Die Grabsteinfrage

Die Grabsteinfrage

Die Hitze war schuld, da bin ich mir ganz sicher. Sie lässt das Hirn schmelzen, und unten tröpfelt eine kranke Idee raus. Die Idee präsentierte sich mir als Frage, und sobald du die Frage kennst, weißt du, warum ich Onkel Paul das Vergnügen meines Besuchs nicht vorenthalten konnte. Tante Margret schon gar nicht. Na, ich hievte meinen Korpus in die Ausgehposition und schwitzte mich zur Tür hinaus. Draußen lief mir Marie-Curie über den Weg, die freche Nachbarstochter.

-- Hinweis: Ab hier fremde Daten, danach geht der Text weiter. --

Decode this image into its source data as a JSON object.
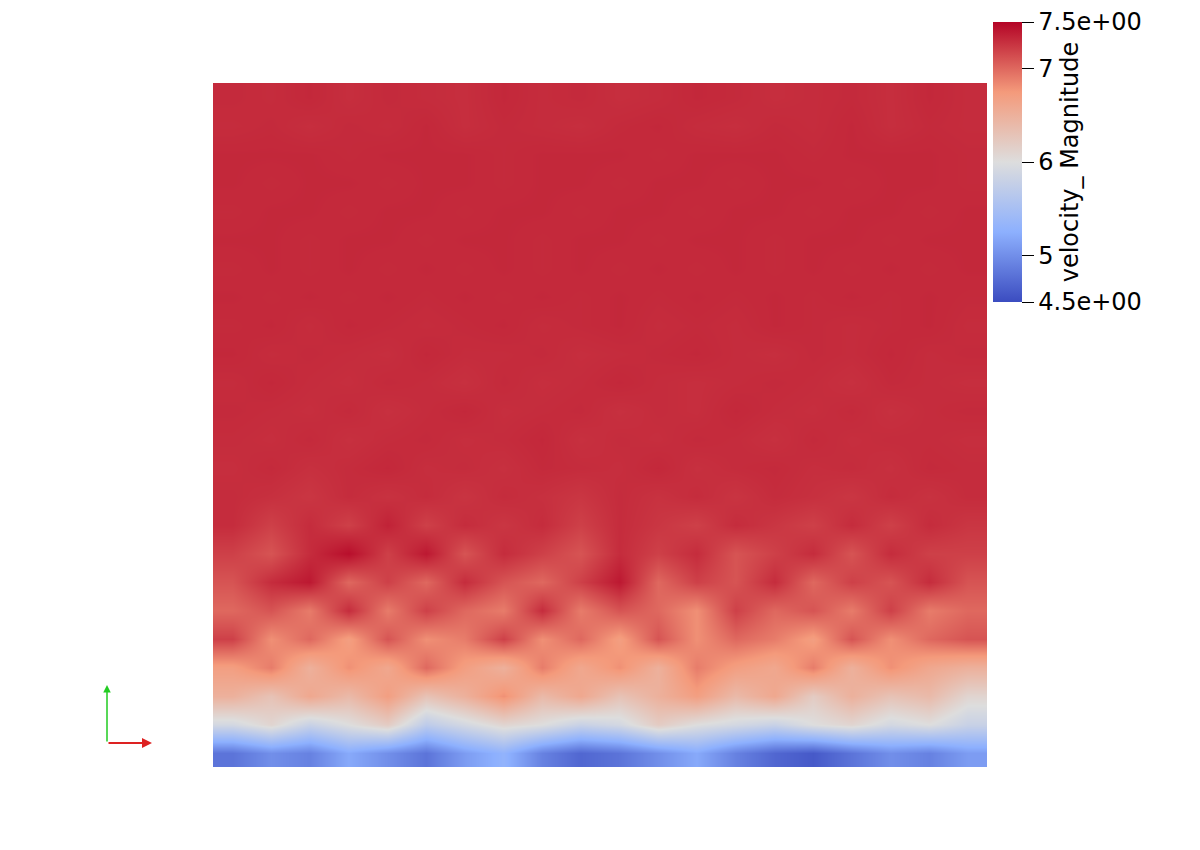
{
  "chart_data": {
    "type": "heatmap",
    "tick_labels": false,
    "grid": false,
    "z": [
      [
        4.8,
        5.0,
        4.9,
        5.2,
        5.0,
        4.8,
        5.1,
        5.3,
        4.9,
        4.7,
        4.8,
        5.0,
        5.2,
        4.9,
        4.7,
        4.6,
        4.8,
        5.0,
        4.9,
        5.1
      ],
      [
        5.9,
        6.1,
        5.8,
        6.0,
        6.2,
        5.7,
        5.9,
        6.1,
        6.0,
        5.8,
        5.9,
        6.2,
        6.0,
        5.9,
        5.8,
        6.0,
        6.1,
        5.9,
        6.0,
        5.8
      ],
      [
        6.5,
        6.3,
        6.6,
        6.4,
        6.7,
        6.3,
        6.5,
        6.8,
        6.4,
        6.6,
        6.3,
        6.5,
        6.7,
        6.4,
        6.6,
        6.2,
        6.5,
        6.3,
        6.4,
        6.1
      ],
      [
        6.7,
        6.9,
        6.5,
        6.8,
        6.6,
        7.0,
        6.7,
        6.5,
        6.9,
        6.6,
        6.8,
        6.5,
        6.9,
        6.7,
        6.6,
        6.9,
        6.5,
        6.8,
        6.6,
        6.5
      ],
      [
        7.2,
        6.8,
        7.0,
        6.7,
        7.1,
        6.8,
        6.9,
        7.2,
        6.8,
        7.0,
        6.7,
        7.1,
        6.8,
        7.0,
        6.9,
        6.7,
        7.1,
        6.8,
        7.0,
        7.1
      ],
      [
        7.0,
        7.1,
        6.9,
        7.3,
        6.9,
        7.2,
        7.0,
        6.9,
        7.3,
        6.9,
        7.1,
        7.0,
        6.8,
        7.2,
        7.0,
        7.1,
        6.9,
        7.2,
        6.9,
        7.0
      ],
      [
        7.1,
        7.3,
        7.4,
        7.0,
        7.2,
        7.0,
        7.3,
        7.1,
        7.0,
        7.2,
        7.4,
        7.0,
        7.2,
        7.1,
        7.3,
        7.0,
        7.2,
        7.1,
        7.3,
        7.1
      ],
      [
        7.2,
        7.1,
        7.3,
        7.45,
        7.2,
        7.4,
        7.1,
        7.3,
        7.2,
        7.1,
        7.3,
        7.2,
        7.3,
        7.1,
        7.2,
        7.3,
        7.1,
        7.3,
        7.2,
        7.2
      ],
      [
        7.3,
        7.2,
        7.3,
        7.2,
        7.35,
        7.2,
        7.3,
        7.25,
        7.3,
        7.2,
        7.3,
        7.25,
        7.2,
        7.3,
        7.25,
        7.2,
        7.3,
        7.2,
        7.3,
        7.25
      ],
      [
        7.3,
        7.28,
        7.25,
        7.3,
        7.27,
        7.3,
        7.26,
        7.3,
        7.28,
        7.25,
        7.3,
        7.27,
        7.3,
        7.26,
        7.3,
        7.28,
        7.25,
        7.3,
        7.27,
        7.3
      ],
      [
        7.29,
        7.31,
        7.28,
        7.3,
        7.32,
        7.29,
        7.3,
        7.28,
        7.31,
        7.3,
        7.29,
        7.32,
        7.28,
        7.3,
        7.31,
        7.29,
        7.3,
        7.28,
        7.31,
        7.3
      ],
      [
        7.3,
        7.29,
        7.31,
        7.28,
        7.3,
        7.31,
        7.29,
        7.3,
        7.32,
        7.28,
        7.3,
        7.29,
        7.31,
        7.3,
        7.28,
        7.31,
        7.29,
        7.3,
        7.3,
        7.29
      ],
      [
        7.31,
        7.3,
        7.29,
        7.31,
        7.28,
        7.3,
        7.32,
        7.29,
        7.3,
        7.31,
        7.28,
        7.3,
        7.29,
        7.32,
        7.3,
        7.29,
        7.31,
        7.28,
        7.3,
        7.31
      ],
      [
        7.3,
        7.32,
        7.3,
        7.29,
        7.31,
        7.3,
        7.28,
        7.31,
        7.29,
        7.3,
        7.32,
        7.3,
        7.29,
        7.3,
        7.31,
        7.3,
        7.28,
        7.31,
        7.3,
        7.29
      ],
      [
        7.32,
        7.3,
        7.31,
        7.3,
        7.29,
        7.32,
        7.3,
        7.3,
        7.31,
        7.29,
        7.3,
        7.31,
        7.32,
        7.3,
        7.29,
        7.31,
        7.3,
        7.32,
        7.3,
        7.31
      ],
      [
        7.31,
        7.32,
        7.3,
        7.32,
        7.31,
        7.3,
        7.31,
        7.32,
        7.3,
        7.31,
        7.32,
        7.3,
        7.31,
        7.3,
        7.32,
        7.31,
        7.3,
        7.31,
        7.32,
        7.3
      ],
      [
        7.32,
        7.31,
        7.32,
        7.31,
        7.32,
        7.31,
        7.32,
        7.31,
        7.32,
        7.31,
        7.32,
        7.31,
        7.32,
        7.31,
        7.32,
        7.31,
        7.32,
        7.31,
        7.32,
        7.31
      ],
      [
        7.31,
        7.32,
        7.31,
        7.32,
        7.31,
        7.32,
        7.31,
        7.32,
        7.31,
        7.32,
        7.31,
        7.32,
        7.31,
        7.32,
        7.31,
        7.32,
        7.31,
        7.32,
        7.31,
        7.32
      ],
      [
        7.32,
        7.32,
        7.31,
        7.32,
        7.32,
        7.31,
        7.32,
        7.32,
        7.31,
        7.32,
        7.32,
        7.31,
        7.32,
        7.32,
        7.31,
        7.32,
        7.32,
        7.31,
        7.32,
        7.32
      ],
      [
        7.31,
        7.32,
        7.32,
        7.31,
        7.32,
        7.32,
        7.31,
        7.32,
        7.32,
        7.31,
        7.32,
        7.32,
        7.31,
        7.32,
        7.32,
        7.31,
        7.32,
        7.32,
        7.31,
        7.32
      ],
      [
        7.32,
        7.31,
        7.32,
        7.32,
        7.31,
        7.32,
        7.32,
        7.31,
        7.32,
        7.32,
        7.31,
        7.32,
        7.32,
        7.31,
        7.32,
        7.32,
        7.31,
        7.32,
        7.32,
        7.31
      ],
      [
        7.32,
        7.32,
        7.32,
        7.31,
        7.32,
        7.32,
        7.32,
        7.31,
        7.32,
        7.32,
        7.32,
        7.31,
        7.32,
        7.32,
        7.32,
        7.31,
        7.32,
        7.32,
        7.32,
        7.31
      ],
      [
        7.3,
        7.31,
        7.29,
        7.31,
        7.3,
        7.32,
        7.29,
        7.31,
        7.3,
        7.29,
        7.31,
        7.32,
        7.3,
        7.29,
        7.31,
        7.3,
        7.32,
        7.29,
        7.31,
        7.3
      ],
      [
        7.31,
        7.3,
        7.32,
        7.29,
        7.31,
        7.3,
        7.29,
        7.32,
        7.3,
        7.31,
        7.29,
        7.3,
        7.32,
        7.31,
        7.29,
        7.3,
        7.31,
        7.29,
        7.32,
        7.3
      ]
    ],
    "colorbar": {
      "title": "velocity_ Magnitude",
      "range": [
        4.5,
        7.5
      ],
      "ticks": [
        {
          "value": 4.5,
          "label": "4.5e+00"
        },
        5,
        6,
        7,
        {
          "value": 7.5,
          "label": "7.5e+00"
        }
      ]
    }
  }
}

Sie hatte einen Sombrero auf. »Boah«, sagte ich, »das Ding auf deinem Kopf, kann das fliegen?«

»Gegen-Boah«, erwiderte sie, »das Ding auf deinem Hals, kann das denken?« Ich ignorierte ihre Avancen. »Hör mal, mir geht da eine Frage durch den Kopf – « »Ich ahne es«, unterbrach sie mich, »irgend so ein sexuelles Gekrampfe, verkleidet als wissenschaftliche Neugier, kannst du alles auf youtube gucken.« »Ha, ganz falscher Rückschluss. Also: Was soll auf deinem Grabstein stehen, wenn du mal gestorben bist, ein Zitat aus der Bibel vielleicht?«

Marie zog den Sombrero tiefer in die Stirn. »Erstens sterbe ich nicht, auch wenn der hochbetagte Belästiger aus dieser Straße es sich ausmalt, und zweitens würde auf dem Grabstein stehen: Todesursache: Heinzi.«

In diesem Augenblick kamen die Brammers auf ihren E-Bikes vorbei. »Hallo«, rief ich ihnen zu, »was soll auf eurem Grabstein stehen?« Später hörte ich, dank ihrer Fahrradhelme wären die beiden glimpflich davongekommen, wovon ich aber nichts mitgekriegt habe, denn ich wurde plötzlich geblendet, nicht von der Sonne gleißender Strahlung, sondern von der gleißenden Blendwirkung der fraulichen Frauke von gegenüber, quasi Blendgranate, in ihrem fleischfarbenen Bikini, der des Kaisers neue Kleider wie Pelzmantel hinter Doppelverglasung aussehen ließ. »Auf deinem Grabstein«, sagte ich glasigen Blickes, »da muss doch was drauf, ein Sinnspruch, über Schönheit oder Lebensfreude, oder über Doppelverglasung.«

»Oha«, sagte sie, »mein Beileid. Gegen so einen Sonnenstich soll eine Zwiebel helfen, erst einreiben, dann kräftig durchkauen.« Man hat mir vorgeworfen, ich würde Frauke auf ihr Aussehen reduzieren. Ja gut, aber was ist daran so abwertend?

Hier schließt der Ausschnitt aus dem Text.